Fitch assess that “loan loss allowances cover 61.7 per cent of impaired loans but if the non-distributable reserve held in the equity is included, the coverage increases to 105 per cent of impaired loans at FYE 2022 vs. 78 per cent the prior year. Fitch expects the NPL ratio to remain stable in 2023 due to lower inflation, recovering employment, and stricter risk management”.

Sound profitability continuing

Patrick Hylton, chairman of NCB Group.

The operating profit to average total assets ratio remained sound at 2.0 per cent at FYE 2022 (2.3% at FYE 2021), mainly due to low loan impairment charges and sound net interest and non-interest income.
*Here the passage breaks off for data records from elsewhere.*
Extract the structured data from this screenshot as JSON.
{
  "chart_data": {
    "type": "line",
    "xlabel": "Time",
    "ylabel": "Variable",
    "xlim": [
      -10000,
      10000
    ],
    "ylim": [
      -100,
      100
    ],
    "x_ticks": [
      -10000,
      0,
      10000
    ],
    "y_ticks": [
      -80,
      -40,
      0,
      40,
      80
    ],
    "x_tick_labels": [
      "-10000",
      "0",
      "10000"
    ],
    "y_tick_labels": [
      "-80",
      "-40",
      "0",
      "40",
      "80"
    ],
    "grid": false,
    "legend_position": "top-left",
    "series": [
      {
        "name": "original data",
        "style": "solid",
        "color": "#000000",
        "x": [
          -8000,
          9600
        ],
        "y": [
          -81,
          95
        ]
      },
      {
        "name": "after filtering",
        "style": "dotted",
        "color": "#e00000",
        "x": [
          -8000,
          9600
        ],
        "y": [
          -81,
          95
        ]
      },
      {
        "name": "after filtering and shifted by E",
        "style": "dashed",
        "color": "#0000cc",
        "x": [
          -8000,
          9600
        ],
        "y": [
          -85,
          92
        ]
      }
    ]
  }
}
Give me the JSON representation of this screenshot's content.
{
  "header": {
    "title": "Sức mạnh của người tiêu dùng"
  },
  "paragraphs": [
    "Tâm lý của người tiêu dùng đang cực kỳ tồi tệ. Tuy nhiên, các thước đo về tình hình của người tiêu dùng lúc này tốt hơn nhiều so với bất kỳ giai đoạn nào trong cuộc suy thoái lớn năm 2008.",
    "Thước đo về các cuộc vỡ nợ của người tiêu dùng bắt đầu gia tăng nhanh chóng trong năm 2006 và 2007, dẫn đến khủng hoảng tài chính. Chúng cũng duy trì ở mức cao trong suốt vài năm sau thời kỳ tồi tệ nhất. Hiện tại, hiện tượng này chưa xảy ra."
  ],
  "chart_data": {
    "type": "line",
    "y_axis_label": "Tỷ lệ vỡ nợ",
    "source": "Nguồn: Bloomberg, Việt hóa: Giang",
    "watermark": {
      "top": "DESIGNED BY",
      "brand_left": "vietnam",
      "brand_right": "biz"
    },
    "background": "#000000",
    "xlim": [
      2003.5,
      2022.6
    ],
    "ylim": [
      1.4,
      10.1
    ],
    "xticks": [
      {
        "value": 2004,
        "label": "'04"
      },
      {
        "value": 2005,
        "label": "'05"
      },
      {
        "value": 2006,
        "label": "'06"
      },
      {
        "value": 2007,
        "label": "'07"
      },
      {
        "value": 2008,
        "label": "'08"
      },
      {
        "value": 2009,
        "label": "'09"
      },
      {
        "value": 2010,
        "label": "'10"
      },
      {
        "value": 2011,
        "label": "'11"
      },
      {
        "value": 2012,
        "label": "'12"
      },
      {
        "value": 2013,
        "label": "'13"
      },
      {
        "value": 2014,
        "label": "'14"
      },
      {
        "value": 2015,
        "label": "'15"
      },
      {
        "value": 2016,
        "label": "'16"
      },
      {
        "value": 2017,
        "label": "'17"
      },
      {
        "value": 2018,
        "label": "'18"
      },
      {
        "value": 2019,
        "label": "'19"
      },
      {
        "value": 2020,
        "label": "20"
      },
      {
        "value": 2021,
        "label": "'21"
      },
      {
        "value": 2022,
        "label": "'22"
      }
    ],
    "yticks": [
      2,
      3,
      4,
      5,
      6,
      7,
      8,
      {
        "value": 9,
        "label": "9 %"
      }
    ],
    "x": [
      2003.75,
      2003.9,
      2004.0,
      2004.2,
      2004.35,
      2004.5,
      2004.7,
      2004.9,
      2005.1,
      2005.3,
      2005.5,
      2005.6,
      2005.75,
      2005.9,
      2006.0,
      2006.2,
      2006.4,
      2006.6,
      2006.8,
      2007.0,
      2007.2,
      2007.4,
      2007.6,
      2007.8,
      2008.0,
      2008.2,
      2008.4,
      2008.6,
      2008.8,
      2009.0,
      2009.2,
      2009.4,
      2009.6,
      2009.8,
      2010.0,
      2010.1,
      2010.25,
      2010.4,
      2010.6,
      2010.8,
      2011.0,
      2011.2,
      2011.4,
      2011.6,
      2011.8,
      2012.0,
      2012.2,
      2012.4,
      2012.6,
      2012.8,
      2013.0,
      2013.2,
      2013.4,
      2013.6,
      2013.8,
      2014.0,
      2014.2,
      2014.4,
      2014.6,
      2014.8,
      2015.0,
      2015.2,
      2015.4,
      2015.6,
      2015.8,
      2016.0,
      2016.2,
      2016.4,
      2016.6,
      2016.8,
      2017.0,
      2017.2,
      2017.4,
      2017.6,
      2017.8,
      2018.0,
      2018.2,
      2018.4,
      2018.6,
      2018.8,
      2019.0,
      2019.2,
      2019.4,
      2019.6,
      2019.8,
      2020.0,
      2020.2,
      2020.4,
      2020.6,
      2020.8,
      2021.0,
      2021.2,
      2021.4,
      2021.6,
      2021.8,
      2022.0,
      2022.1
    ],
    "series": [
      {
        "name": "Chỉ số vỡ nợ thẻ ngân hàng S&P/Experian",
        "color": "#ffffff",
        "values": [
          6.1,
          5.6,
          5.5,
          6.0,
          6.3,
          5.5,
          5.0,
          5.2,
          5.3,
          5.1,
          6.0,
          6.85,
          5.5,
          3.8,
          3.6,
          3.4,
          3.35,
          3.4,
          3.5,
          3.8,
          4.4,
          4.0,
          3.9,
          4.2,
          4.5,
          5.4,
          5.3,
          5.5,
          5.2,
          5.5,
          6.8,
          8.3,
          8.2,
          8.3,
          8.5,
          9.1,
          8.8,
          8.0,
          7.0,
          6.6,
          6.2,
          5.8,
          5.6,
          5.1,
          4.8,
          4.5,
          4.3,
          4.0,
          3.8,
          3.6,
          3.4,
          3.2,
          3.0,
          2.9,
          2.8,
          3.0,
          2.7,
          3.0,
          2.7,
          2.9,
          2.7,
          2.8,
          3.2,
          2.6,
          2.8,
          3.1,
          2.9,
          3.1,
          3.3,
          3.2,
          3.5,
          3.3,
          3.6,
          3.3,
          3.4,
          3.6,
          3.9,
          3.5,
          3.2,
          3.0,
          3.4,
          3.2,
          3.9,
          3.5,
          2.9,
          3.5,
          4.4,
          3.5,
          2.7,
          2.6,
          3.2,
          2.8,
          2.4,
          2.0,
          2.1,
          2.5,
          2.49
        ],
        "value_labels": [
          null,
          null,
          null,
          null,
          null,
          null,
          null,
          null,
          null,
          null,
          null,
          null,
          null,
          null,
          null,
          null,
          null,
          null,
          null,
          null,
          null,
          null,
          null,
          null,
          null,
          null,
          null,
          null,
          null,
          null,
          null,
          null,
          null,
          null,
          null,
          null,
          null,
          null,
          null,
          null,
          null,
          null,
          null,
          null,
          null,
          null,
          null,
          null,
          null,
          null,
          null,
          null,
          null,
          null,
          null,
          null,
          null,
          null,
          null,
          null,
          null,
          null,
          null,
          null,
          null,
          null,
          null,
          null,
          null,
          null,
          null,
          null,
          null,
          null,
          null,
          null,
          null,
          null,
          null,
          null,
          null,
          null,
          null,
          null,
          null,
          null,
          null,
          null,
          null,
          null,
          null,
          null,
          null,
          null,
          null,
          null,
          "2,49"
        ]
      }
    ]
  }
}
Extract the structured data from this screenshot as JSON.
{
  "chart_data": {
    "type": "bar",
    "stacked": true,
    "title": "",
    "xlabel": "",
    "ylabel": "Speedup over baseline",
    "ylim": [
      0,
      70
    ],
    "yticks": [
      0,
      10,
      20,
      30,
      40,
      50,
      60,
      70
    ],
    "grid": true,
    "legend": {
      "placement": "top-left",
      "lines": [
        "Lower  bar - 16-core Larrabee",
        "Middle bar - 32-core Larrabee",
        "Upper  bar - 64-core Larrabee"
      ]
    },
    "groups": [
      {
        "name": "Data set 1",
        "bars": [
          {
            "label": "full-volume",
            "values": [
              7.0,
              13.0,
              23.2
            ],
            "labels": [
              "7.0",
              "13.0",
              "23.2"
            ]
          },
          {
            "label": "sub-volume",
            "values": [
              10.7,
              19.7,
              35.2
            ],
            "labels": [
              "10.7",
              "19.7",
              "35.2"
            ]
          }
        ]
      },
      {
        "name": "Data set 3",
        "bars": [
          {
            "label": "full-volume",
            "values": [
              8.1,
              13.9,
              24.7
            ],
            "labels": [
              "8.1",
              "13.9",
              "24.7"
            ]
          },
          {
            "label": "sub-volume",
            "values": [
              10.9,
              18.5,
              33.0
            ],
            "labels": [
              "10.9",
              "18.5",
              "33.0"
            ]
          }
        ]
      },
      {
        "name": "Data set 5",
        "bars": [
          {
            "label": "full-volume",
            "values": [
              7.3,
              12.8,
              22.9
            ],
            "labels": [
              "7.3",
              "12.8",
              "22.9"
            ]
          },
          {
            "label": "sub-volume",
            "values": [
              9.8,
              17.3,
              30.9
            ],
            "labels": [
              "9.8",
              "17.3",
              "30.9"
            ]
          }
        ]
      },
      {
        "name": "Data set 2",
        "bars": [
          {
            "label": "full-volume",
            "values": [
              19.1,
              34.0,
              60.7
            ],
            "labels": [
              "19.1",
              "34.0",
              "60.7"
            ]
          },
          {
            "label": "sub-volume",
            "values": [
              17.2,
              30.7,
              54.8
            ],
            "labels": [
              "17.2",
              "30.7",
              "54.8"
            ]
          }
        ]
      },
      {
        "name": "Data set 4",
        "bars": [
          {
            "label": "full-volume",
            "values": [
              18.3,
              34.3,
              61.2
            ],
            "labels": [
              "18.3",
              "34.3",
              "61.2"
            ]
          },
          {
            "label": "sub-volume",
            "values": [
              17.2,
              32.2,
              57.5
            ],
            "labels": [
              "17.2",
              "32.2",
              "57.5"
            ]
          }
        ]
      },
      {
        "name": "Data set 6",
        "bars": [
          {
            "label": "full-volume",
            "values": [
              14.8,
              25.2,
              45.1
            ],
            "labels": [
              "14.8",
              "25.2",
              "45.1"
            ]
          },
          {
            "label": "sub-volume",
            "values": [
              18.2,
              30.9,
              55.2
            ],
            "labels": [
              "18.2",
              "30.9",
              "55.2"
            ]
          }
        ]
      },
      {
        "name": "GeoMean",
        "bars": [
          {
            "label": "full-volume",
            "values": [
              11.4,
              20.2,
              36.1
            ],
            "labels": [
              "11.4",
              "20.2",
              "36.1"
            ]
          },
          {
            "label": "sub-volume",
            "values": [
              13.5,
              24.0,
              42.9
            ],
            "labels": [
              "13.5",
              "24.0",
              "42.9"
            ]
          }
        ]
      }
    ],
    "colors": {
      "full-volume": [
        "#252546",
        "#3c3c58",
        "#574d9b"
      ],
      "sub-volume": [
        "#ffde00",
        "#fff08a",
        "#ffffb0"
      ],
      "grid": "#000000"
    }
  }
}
Fitch notes that “NCB adopted a conservative provisioning approach in 2020 to address the risks stemming from the pandemic, which significantly reduced the need for provisions in 2021 and 2022. Fitch expects that profitability will be sustainable at FYE 2023, reflecting credit growth, low funding cost, and higher non-interest income generation”.

NCB’s liquidity position is conservative and has remained sound as core deposits grew by 6.8 per cent at FYE 2022. Accordingly, the loan-to-deposit ratio is sound at 83.1 per cent at FYE 2022. Moreover, it has been assessed that NCB benefits from the largest market share in the country, a well-diversified and low-cost deposit base that covers more than one-half of the bank’s funding needs (57.7% at FYE 2022) and its proven access to debt markets.